Signs of an escalating civil nuclear crisis in Japan emerged on Wednesday, with the authorities making “precautionary” announcements that water in Tokyo was found to contain radioactive iodine above the permissible standard.
The Japanese Prime Minister's Office (PMO) advised the citizens to take the “precautionary measure” of not feeding babies with tap water in the affected areas in Tokyo. “Radioactive iodine exceeding two times the limit for infants was detected in water at a purification plant in Kanamachi, Tokyo,” said the Office. However, the “210-becquerel/kg of radioactive iodine in question were lower than the limit for children and the 300-becquerel/kg limit for adults,” it was emphasised on the Facebook page of the PMO.

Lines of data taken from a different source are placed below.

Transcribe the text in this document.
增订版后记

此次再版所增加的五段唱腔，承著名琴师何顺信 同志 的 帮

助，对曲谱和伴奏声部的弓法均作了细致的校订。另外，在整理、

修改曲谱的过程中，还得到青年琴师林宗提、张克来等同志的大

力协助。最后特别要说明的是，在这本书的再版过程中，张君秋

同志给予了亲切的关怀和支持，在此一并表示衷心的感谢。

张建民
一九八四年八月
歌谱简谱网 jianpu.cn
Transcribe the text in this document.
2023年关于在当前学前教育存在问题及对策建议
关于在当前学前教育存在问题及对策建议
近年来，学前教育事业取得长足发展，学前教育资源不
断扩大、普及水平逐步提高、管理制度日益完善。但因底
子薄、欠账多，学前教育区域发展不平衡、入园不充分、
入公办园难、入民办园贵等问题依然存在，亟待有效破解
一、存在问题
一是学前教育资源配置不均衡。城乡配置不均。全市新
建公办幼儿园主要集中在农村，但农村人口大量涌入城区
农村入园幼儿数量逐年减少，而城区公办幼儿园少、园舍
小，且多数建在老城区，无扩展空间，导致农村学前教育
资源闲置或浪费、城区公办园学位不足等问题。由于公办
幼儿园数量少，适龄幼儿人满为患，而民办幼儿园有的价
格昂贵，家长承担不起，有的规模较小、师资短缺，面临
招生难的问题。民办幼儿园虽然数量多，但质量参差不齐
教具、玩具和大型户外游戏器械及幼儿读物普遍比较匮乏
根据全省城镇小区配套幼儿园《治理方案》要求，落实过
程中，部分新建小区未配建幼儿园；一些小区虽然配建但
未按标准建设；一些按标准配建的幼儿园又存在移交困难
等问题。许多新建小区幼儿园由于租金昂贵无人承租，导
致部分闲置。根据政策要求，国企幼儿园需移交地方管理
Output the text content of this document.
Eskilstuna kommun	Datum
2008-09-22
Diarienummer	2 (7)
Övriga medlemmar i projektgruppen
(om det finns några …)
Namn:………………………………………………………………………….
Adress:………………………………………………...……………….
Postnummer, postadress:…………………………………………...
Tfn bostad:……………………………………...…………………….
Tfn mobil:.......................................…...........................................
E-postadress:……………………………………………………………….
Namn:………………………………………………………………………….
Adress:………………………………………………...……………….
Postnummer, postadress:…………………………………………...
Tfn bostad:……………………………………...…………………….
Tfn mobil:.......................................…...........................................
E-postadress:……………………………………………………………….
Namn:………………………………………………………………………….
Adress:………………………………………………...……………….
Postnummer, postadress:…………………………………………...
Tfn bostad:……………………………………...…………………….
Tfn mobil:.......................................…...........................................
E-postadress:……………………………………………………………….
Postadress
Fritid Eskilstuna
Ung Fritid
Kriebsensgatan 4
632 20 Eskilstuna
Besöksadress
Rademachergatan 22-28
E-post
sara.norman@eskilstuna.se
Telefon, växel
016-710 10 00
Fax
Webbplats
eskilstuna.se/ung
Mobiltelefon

The Tokyo water was also declared fit for all purposes other than the feeding of infants. Authorities also announced that water in areas around the Fukushima Daiichi nuclear power plant, which was knocked out of action by the March 11 temblor and tsunami, was found to contain radioactive iodine. In addition, high radiation was detected in soil samples at a village in the vicinity.
Japan's Chief Cabinet Secretary Yukio Edano appealed to Tokyo residents to refrain from panic buying of water.
Outlining yet another aspect of an apparently expanding crisis, Mr. Edano said in Tokyo that the air radiation level in some places outside the 30-km range from the Fukushima Daiichi nuclear plant “exceeds the legal [limit].” However, this would not necessitate an immediate evacuation of people from those areas, he said. The residents of areas in the immediate vicinity of the plant were evacuated as soon as a civil nuclear emergency was declared in the wake of the temblor and the tsunami.
In an update, the International Atomic Energy Agency said on Wednesday that “progress is uncertain” in the continuing efforts to restore electricity at the damaged reactor sites for activating the cooling systems there and preventing a major catastrophe.